Costume designer Adžić Ursulov says fabric is like emotion
Ljubljana, 7 February - Costume and set designer Bjanka Adžić Ursulov has made costumes for more than 250 theatre productions and designed dozens of scenes in her 40-year career, for which she will receive one of the two Prešeren Prizes for lifetime achievement tonight.
The jury praised her as "a lucid reader of plays with a rare gift of decoding invisible dramaturgical twists only to translate them into original costume design".
She is seen as a great expert on historical styles who plays innovatively with materials and has an incredible sense of detail and the whole, the jury said.
She says that in designing costumes, she is always careful for the magic of theatre not to get lost.
Adžić Ursulov was born in 1950 in Montenegro and graduated in painting from the Academy of Fine Arts in Belgrade, Serbia in 1978.
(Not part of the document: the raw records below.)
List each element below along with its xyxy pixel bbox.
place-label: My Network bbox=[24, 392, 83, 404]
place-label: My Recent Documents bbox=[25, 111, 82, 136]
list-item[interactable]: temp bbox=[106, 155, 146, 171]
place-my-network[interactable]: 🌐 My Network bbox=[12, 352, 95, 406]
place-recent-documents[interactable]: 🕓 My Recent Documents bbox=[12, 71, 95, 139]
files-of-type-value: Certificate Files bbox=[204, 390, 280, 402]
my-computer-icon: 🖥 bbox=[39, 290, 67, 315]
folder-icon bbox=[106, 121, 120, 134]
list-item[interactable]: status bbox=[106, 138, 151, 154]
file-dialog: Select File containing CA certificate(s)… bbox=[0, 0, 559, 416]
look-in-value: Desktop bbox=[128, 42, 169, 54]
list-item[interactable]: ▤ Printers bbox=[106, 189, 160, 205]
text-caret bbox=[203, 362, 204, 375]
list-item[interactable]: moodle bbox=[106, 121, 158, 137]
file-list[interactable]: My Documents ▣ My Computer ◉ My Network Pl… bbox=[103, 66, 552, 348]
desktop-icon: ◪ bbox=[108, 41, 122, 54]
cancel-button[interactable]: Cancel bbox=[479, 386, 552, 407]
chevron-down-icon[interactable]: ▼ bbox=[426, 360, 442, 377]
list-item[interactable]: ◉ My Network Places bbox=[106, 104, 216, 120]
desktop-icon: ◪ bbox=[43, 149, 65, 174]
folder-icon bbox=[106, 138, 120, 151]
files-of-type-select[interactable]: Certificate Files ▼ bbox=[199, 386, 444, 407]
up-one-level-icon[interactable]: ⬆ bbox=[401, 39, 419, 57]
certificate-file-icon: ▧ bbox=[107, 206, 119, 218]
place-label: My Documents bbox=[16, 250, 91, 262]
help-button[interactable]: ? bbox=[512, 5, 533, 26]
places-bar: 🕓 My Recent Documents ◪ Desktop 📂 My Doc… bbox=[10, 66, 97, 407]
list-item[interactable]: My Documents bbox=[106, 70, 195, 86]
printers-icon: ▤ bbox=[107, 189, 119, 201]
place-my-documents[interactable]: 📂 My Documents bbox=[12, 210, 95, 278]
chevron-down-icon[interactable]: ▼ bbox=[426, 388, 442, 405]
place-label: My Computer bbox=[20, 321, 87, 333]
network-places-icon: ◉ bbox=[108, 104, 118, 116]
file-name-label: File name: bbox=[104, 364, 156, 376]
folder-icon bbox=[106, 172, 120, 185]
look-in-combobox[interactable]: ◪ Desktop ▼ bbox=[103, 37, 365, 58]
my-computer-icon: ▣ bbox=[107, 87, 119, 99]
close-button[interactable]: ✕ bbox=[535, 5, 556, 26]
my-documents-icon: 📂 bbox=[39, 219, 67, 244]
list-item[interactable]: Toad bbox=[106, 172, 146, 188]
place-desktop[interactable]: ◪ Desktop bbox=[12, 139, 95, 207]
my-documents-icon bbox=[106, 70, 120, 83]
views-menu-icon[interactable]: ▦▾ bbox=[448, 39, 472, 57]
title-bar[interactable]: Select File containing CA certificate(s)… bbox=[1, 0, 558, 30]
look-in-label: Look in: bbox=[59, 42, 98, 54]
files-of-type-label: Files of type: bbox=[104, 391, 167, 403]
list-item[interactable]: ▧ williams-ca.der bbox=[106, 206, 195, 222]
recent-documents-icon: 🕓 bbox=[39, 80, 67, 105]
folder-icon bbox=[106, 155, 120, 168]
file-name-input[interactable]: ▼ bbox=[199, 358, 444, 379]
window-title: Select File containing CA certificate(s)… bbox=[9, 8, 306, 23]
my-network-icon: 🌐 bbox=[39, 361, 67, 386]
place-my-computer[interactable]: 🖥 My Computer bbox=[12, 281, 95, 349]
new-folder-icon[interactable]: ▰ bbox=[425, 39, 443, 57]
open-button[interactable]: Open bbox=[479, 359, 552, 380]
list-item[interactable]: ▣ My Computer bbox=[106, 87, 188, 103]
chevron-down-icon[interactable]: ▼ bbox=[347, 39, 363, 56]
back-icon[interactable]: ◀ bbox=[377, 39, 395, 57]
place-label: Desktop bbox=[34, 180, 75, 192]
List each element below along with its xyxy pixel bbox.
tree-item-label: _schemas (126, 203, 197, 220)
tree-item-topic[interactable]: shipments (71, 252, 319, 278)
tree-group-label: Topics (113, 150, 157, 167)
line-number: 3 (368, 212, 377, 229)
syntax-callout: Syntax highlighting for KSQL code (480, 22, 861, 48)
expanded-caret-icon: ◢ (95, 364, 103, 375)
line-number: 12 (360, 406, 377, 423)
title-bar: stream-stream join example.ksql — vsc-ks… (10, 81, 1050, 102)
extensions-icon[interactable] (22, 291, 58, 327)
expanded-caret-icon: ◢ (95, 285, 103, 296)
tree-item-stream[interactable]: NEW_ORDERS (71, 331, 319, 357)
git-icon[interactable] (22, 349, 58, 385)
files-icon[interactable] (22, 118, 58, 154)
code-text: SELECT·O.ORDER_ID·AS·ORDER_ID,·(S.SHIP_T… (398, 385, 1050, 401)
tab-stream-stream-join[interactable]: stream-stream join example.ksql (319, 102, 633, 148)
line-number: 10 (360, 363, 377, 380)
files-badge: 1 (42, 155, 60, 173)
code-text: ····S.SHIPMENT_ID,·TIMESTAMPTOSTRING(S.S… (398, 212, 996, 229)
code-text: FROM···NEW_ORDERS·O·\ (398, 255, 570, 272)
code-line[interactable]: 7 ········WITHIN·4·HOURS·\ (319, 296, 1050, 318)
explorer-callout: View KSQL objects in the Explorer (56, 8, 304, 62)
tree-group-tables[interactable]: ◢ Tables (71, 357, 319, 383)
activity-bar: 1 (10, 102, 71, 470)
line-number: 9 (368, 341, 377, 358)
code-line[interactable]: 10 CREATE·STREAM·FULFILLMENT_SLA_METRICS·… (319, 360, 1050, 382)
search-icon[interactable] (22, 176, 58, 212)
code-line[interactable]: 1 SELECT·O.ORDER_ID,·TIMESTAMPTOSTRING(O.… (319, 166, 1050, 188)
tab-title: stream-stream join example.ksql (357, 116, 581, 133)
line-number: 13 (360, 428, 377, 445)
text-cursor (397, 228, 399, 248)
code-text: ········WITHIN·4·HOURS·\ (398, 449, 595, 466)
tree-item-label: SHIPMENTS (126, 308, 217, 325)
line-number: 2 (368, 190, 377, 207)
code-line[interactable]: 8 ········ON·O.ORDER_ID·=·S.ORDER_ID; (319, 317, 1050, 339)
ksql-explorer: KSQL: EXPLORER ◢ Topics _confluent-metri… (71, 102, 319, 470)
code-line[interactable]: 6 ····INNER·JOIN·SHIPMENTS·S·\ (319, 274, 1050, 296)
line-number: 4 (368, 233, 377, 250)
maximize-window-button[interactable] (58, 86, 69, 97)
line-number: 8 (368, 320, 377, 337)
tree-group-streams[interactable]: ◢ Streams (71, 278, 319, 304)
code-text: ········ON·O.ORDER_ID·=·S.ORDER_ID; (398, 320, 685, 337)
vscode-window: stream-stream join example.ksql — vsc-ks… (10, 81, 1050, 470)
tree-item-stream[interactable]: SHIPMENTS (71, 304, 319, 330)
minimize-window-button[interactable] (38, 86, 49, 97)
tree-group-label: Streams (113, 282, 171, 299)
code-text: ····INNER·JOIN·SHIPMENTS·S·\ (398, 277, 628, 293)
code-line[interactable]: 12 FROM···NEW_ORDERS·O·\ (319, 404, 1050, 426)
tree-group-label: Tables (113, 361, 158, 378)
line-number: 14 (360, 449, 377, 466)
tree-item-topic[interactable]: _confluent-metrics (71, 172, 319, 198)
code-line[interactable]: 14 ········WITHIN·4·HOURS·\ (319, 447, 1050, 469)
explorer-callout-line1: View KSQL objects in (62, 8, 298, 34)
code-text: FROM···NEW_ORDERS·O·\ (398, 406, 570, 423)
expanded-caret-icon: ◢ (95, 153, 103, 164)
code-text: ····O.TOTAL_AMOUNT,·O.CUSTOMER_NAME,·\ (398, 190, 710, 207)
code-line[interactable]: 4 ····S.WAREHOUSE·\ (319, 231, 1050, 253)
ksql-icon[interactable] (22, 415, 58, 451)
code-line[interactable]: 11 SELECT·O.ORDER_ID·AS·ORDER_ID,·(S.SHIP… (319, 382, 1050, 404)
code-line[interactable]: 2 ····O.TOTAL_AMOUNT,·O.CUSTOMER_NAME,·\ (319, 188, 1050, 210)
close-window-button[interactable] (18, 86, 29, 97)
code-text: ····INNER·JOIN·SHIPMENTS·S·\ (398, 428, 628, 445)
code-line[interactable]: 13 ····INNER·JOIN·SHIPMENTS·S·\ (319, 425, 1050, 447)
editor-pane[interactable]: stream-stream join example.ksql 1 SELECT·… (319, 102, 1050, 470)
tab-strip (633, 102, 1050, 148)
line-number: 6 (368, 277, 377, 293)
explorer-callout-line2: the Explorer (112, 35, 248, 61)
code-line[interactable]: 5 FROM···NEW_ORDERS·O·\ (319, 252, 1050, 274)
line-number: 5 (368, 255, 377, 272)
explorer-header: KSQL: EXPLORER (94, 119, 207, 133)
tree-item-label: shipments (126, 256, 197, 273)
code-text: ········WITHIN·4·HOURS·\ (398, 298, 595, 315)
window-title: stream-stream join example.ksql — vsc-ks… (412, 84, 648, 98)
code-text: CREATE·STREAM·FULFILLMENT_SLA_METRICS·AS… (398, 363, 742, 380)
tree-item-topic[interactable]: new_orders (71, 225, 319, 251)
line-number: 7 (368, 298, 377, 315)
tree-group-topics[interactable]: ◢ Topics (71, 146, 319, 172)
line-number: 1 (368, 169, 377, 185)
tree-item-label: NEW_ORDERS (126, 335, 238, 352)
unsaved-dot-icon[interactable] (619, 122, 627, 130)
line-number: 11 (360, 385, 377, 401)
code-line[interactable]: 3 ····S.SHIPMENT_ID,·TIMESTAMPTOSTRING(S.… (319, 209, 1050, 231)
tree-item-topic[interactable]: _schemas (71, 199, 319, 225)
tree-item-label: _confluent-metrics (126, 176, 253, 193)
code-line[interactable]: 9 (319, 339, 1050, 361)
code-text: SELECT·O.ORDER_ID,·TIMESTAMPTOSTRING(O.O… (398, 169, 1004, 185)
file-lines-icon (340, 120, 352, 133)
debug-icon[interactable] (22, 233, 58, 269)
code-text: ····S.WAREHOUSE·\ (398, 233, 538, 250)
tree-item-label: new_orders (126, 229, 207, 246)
She staged her first theatre productions, for which she also designed costumes and sets, already in secondary school, which she attended in Osijek, Croatia.
But as she has recently explained in an interview with the STA, it was when she ran into professor Dušan Ristić at the prestigious BITEF festival in Belgrade that she decided to go, to her parents' dismay, into costume design.
Her career in Slovenia began in the early 1980s; she started working for the film industry in 1982 and three years later also in the theatre.
She has most often worked with directors Ljubiša Ristić (Serbia), Slovenians Dušan Jovanović and Mateja Koležnik, and lately also with Matjaž Zupančič and Janusz Kica (Poland).
The Prešeren Prize jury said Adžić Ursulov continues the finest tradition of Slovenian costume designers Mija Jarc (1911-1989) and Alenka Bartl (1930-2018).
Indeed, the laureate feels the award makes her part of a special club which includes Bartl, the only costume designer to have received the Prešeren Prize before her, as well as Jarc and Marija Kobi (1929-2010).
As a painter, she has excellent knowledge of historical styles and plays with them with ease, adding her contemporary signature to her creations.
"I like playing with historical styles because I want a production to have its own time... What I want to achieve is timelessness, which is the hardest thing to do. And I appreciate minimalism," she says.
The jury praised her work as inventive when she works with different fabrics and other materials, such as metal, paper, rubber or polyurethane.
For Adžić Ursulov, fabric is like an emotion. "I like natural materials, I hate artificial ones ... so I'm careful not to use them in theatre."
She remains one of the few costume designers who still make sketches.
The jury praised them as masterpieces, noting her sketches are made so that they do not only show what costume a character will wear, but hint at the character's characteristics as well.
The laureate is also seen as "a superb ambassador of Slovenian theatre abroad", having worked for practically all leading theatres in the countries of the former Yugoslavia and with many in Italy, France, Austria, Great Britain and Germany.
When the Prešeren winners were declared last month, Adžić Ursulov said she was incredibly proud to have received the prize, which she sees as a recognition for all who work in theatre.
"For me and my profession winning the Prešeren Prize is an incredible achievement. I'd never dreamt of receiving such a prestigious award. I'm really grateful for it," she says, although this is hardly the first award for her.
In 1997, she was honoured with the Prešeren Fund Prize for theatre costume designs from the previous two years, and received the Vesna award, given out at the annual Slovenian Film Festival, for costume design in the omnibus Neke Druge Zgodbe (Some Other Stories; 2010).
German magazine Theater Heute put her on the list of ten best designers in Europe in 1994, and she received the Aphrodite for costume design for film Prehod (Transition; 2008) at the international film festival in Cyprus.